In questi ultimi giorni, il nuovo governo di Matteo Renzi sta lavorando alla sua riforma sul pubblico impiego che, pare, interesserà anche la dirigenza.
Le anticipazioni che si leggono sembrano indicare una riforma che coglie molti degli spunti che M(p)3 ha posto alla base del proprio Manifesto e che sono stati proposti alla riflessione pubblica, sia in uno specifico documento, sia nel corso del convegno "Oltre la crisi: re-dirigere la P.A.".
Di seguito, una sintesi di quello che bolle in pentola, ripresa dal Sole 24 ore.
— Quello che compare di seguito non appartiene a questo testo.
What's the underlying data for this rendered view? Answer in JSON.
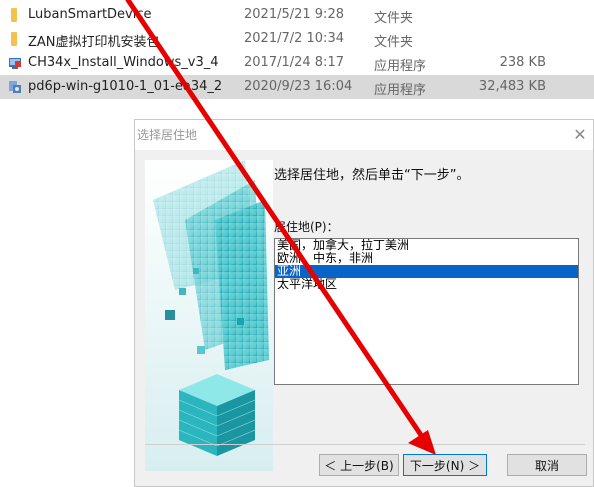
{
  "files": [
    {
      "name": "LubanSmartDevice",
      "date": "2021/5/21 9:28",
      "type": "文件夹",
      "size": "",
      "icon": "folder-icon"
    },
    {
      "name": "ZAN虚拟打印机安装包",
      "date": "2021/7/2 10:34",
      "type": "文件夹",
      "size": "",
      "icon": "folder-icon"
    },
    {
      "name": "CH34x_Install_Windows_v3_4",
      "date": "2017/1/24 8:17",
      "type": "应用程序",
      "size": "238 KB",
      "icon": "installer-icon"
    },
    {
      "name": "pd6p-win-g1010-1_01-ea34_2",
      "date": "2020/9/23 16:04",
      "type": "应用程序",
      "size": "32,483 KB",
      "icon": "setup-icon"
    }
  ],
  "dialog": {
    "title": "选择居住地",
    "instruction": "选择居住地，然后单击“下一步”。",
    "residence_label": "居住地(P)：",
    "regions": [
      "美国，加拿大，拉丁美洲",
      "欧洲，中东，非洲",
      "亚洲",
      "太平洋地区"
    ],
    "selected_region_index": 2,
    "buttons": {
      "back": "＜ 上一步(B)",
      "next": "下一步(N) ＞",
      "cancel": "取消"
    }
  },
  "colors": {
    "selection": "#0a64c8",
    "arrow": "#e60000",
    "row_selected": "#d9d9d9"
  }
}
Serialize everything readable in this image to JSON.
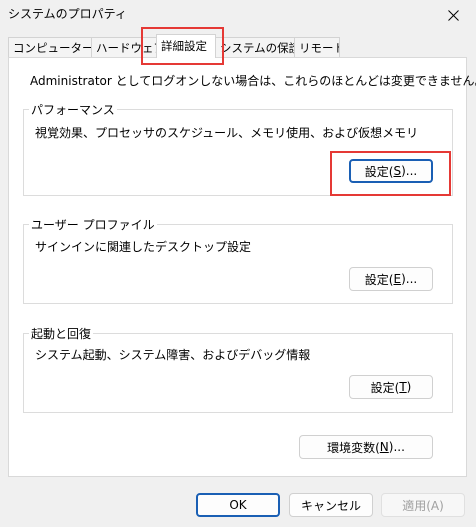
{
  "window": {
    "title": "システムのプロパティ"
  },
  "tabs": [
    {
      "label": "コンピューター名",
      "active": false
    },
    {
      "label": "ハードウェア",
      "active": false
    },
    {
      "label": "詳細設定",
      "active": true
    },
    {
      "label": "システムの保護",
      "active": false
    },
    {
      "label": "リモート",
      "active": false
    }
  ],
  "admin_note": "Administrator としてログオンしない場合は、これらのほとんどは変更できません。",
  "performance": {
    "title": "パフォーマンス",
    "description": "視覚効果、プロセッサのスケジュール、メモリ使用、および仮想メモリ",
    "button": {
      "pre": "設定(",
      "key": "S",
      "post": ")..."
    }
  },
  "user_profile": {
    "title": "ユーザー プロファイル",
    "description": "サインインに関連したデスクトップ設定",
    "button": {
      "pre": "設定(",
      "key": "E",
      "post": ")..."
    }
  },
  "startup_recovery": {
    "title": "起動と回復",
    "description": "システム起動、システム障害、およびデバッグ情報",
    "button": {
      "pre": "設定(",
      "key": "T",
      "post": ")"
    }
  },
  "env_vars_button": {
    "pre": "環境変数(",
    "key": "N",
    "post": ")..."
  },
  "footer": {
    "ok": "OK",
    "cancel": "キャンセル",
    "apply": "適用(A)"
  },
  "colors": {
    "highlight": "#e53935",
    "default_button_border": "#1a5fb4"
  }
}
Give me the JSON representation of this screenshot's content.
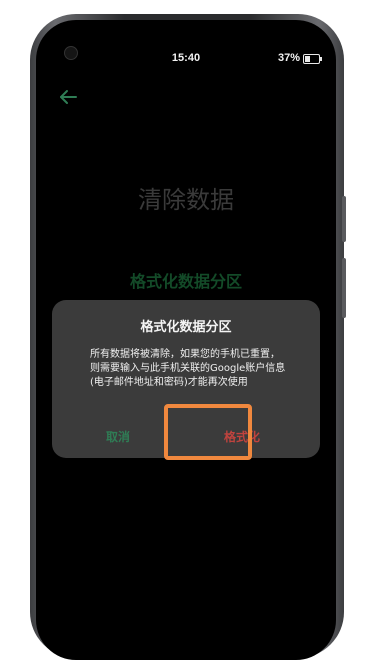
{
  "status_bar": {
    "time": "15:40",
    "battery": "37%"
  },
  "nav": {
    "back_icon": "arrow-left-icon"
  },
  "page": {
    "title": "清除数据",
    "section_title": "格式化数据分区"
  },
  "dialog": {
    "title": "格式化数据分区",
    "message": "所有数据将被清除，如果您的手机已重置，则需要输入与此手机关联的Google账户信息(电子邮件地址和密码)才能再次使用",
    "cancel_label": "取消",
    "confirm_label": "格式化"
  },
  "colors": {
    "screen_bg": "#000000",
    "dialog_bg": "#3b3b3b",
    "accent_green": "#2f7d55",
    "danger_red": "#c0433e",
    "highlight": "#f0883e"
  }
}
Mobilità anche interamministrativa, un albo unico per tutti gli alti burocrati, salario di produttività vincolato all'effettiva capacità di ottimizzare la gestione finanziaria degli uffici statali e anche pagelle dettagliate in nome dell'efficienza. Sarà un mix di jobs act e di spending review a modellare la nuova fisionomia del dirigente pubblico italiano. Una micro-riforma che potrebbe prendere il via anche facendo leva sull'operazione in due fasi alla quale il governo sta pensando per dare il via ai primi interventi in chiave lavoro e occupazione. Se non a marzo nell'ambito delle misure collegate al jobs act, gli interventi sulla dirigenza prenderanno forma in ogni caso al più tardi ad aprile. Al momento, l'ipotesi più gettonata resta quella di far scattare il piano sul riordino dei vertici della burocrazia in parallelo a quello sulla complessiva riorganizzazione della pubblica amministrazione che, sulla base della tabella di marcia stilata dal premier Matteo Renzi, dovrebbero arrivare il prossimo mese. Anche se il dossier Cottarelli sulla revisione della spesa pubblica, che sarà reso noto entro il 10-15 marzo potrebbe accelerare il processo.
Intanto in nome della mobilità, oltre al cambio della guardia nei gabinetti e negli uffici legislativi e di staff dei ministeri, Palazzo Chigi sta già provvedendo in raccordo con i singoli dicasteri alla rotazione dei capi dipartimento.